Pertanyaan yang sama sering diucapkan oleh masyarakat, khususnya warga NU. Dan setahu saya, mayoritas orang NU, setidaknya para pengurus yang hadir di muktamar Jombang tempo hari, sudah tidak takut dikatakan liberal. Karena jika dilihat dari kaca mata ilmu pengetahuan islam, sememangnya tidak ada yang salah dengan islam liberal.
Hanya mereka yang melihat menggunakan lensa kebencian dan tanpa dasar ilmu keislaman yang cukuplah yang mengatakan JIL sesat, seperti kelompok ITJil yang kepanasan karena Jokowi memberi kepercayaan penuh kepada dedengkot JIL. Sebenarnya bukan hanya presiden Jokowi, melainkan presiden sebelumnya, SBY juga memilih dedengkot JIL, yaitu Ulil Abshar Abdalla sebagai pengurus di partai Demokrat.
Begitu juga dengan ketua MUI sekarang, KH. Ma'ruf Amin, juga sangat percaya dan dapat duduk bersanding dengan Kiai Maqsith Ghazali ketika membahas persoalan hukum di majlis bahtsul masail NU. Perlu diketahui bahwa, KH. Ma'ruf Amin adalah tokoh yang ikut membidani lahirnya fatwa MUI tentang kesesatan Islam liberal.
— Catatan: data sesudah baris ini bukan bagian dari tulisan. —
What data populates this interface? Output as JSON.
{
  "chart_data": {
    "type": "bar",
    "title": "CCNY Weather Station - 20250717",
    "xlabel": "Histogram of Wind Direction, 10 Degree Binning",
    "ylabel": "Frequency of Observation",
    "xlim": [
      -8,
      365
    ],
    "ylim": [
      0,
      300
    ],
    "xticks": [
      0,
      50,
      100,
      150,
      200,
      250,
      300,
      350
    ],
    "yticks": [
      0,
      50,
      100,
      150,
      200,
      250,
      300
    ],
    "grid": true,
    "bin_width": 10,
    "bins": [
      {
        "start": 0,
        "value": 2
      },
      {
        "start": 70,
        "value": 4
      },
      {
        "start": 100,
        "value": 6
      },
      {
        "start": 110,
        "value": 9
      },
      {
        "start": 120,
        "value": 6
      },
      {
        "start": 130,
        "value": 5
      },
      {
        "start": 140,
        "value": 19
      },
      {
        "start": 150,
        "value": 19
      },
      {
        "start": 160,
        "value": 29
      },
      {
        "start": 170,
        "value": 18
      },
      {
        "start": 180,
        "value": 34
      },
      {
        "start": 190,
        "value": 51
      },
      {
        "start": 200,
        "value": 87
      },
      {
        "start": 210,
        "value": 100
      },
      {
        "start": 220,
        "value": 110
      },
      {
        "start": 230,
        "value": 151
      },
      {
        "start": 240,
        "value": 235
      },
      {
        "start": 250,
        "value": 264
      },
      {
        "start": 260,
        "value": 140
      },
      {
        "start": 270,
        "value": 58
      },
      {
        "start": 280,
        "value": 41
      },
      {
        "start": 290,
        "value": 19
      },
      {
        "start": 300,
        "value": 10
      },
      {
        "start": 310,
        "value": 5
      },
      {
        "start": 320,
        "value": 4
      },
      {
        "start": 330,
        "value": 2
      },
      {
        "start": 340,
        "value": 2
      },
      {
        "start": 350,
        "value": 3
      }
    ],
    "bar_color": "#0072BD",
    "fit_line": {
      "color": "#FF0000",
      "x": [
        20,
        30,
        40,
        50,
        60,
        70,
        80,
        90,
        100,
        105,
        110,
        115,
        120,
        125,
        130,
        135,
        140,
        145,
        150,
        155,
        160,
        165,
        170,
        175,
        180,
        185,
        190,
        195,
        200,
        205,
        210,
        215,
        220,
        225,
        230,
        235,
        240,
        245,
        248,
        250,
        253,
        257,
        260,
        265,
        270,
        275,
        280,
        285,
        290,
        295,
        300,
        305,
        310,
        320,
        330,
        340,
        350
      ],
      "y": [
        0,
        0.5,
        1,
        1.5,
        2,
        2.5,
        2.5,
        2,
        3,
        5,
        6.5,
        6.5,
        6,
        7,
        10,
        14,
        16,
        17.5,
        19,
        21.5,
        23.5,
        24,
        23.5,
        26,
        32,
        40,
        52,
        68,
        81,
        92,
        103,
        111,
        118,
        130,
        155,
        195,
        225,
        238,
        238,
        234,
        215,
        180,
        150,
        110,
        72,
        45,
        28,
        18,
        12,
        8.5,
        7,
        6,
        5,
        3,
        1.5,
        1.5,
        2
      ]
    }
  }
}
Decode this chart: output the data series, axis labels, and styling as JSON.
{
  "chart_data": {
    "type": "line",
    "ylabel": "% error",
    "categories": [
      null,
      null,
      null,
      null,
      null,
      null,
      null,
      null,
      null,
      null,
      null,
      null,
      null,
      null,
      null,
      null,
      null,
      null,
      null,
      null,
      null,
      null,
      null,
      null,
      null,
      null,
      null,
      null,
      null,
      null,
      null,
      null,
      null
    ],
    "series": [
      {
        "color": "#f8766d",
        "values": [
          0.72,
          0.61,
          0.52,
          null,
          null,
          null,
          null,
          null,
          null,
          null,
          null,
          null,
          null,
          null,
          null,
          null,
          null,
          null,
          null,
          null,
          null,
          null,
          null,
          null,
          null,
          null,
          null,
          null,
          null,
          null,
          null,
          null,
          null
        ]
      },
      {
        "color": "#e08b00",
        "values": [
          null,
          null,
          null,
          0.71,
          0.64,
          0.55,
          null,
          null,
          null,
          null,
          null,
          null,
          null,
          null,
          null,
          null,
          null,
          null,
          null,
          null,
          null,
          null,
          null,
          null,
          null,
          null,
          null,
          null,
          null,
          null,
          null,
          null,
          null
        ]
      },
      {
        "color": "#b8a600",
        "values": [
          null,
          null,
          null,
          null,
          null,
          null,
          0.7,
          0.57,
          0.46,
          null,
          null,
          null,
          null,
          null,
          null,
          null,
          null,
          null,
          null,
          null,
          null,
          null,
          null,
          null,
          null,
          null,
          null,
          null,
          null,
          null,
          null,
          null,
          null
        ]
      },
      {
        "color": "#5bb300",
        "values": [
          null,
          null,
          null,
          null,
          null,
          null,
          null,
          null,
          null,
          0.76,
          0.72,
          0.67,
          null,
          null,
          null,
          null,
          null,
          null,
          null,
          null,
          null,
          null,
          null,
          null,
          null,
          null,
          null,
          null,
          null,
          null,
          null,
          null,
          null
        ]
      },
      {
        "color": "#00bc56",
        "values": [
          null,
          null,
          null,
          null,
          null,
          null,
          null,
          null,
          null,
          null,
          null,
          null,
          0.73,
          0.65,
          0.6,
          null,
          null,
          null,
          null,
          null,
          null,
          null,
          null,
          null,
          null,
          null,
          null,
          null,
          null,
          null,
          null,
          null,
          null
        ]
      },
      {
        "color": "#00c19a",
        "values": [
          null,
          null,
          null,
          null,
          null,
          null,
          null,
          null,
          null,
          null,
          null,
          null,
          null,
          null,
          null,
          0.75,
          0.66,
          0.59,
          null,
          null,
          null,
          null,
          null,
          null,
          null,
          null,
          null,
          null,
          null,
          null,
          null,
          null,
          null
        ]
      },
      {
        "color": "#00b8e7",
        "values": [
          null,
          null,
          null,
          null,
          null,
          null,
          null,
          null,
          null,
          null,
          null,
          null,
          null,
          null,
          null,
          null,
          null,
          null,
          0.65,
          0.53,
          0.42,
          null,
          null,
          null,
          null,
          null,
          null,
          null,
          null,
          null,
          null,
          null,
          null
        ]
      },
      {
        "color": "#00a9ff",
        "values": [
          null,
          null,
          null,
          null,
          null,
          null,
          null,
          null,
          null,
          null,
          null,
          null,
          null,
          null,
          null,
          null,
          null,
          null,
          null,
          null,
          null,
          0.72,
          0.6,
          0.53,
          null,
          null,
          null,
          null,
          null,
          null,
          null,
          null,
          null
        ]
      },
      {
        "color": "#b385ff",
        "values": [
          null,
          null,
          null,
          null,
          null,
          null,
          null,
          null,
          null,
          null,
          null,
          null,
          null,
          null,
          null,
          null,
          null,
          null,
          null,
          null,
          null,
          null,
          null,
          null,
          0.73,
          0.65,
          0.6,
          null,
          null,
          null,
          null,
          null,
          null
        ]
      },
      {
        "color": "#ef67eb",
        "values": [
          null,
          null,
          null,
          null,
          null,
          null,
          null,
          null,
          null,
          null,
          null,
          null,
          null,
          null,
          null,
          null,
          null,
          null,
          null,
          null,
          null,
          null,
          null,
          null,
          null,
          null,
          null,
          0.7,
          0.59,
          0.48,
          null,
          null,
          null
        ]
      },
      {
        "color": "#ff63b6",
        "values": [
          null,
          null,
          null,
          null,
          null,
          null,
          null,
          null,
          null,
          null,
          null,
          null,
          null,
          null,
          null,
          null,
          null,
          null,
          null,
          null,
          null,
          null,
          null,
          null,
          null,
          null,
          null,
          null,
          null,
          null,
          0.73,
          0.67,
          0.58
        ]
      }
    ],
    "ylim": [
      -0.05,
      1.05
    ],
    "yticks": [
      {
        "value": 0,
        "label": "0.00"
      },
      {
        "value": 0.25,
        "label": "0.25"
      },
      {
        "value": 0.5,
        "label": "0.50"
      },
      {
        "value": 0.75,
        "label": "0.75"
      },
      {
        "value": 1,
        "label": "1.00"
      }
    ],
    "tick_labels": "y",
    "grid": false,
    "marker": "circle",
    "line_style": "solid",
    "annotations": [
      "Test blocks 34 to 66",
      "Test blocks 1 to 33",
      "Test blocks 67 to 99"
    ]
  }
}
Bahkan keduanya, KH. Makruh Amin dan Kyai Maqsith Ghazali sangat bersahabat dan saling memahami argumentasi hukum masing-masing untuk kemudian sepakat.
Melihat fenomena di atas, maka masyarakat awam hendaklah berhati-hati dan jangan terikut menjadi pembenci JIL seperti ITJil dan kelompok islamisme lainnya. Mereka menyebarkan kebencian terhadap islam liberal hanya karena ketidaktahuan tentang islam atau karena sebab lain yang lebih politis, yaitu kepentingan pribadi dan golongan, juga ideologi.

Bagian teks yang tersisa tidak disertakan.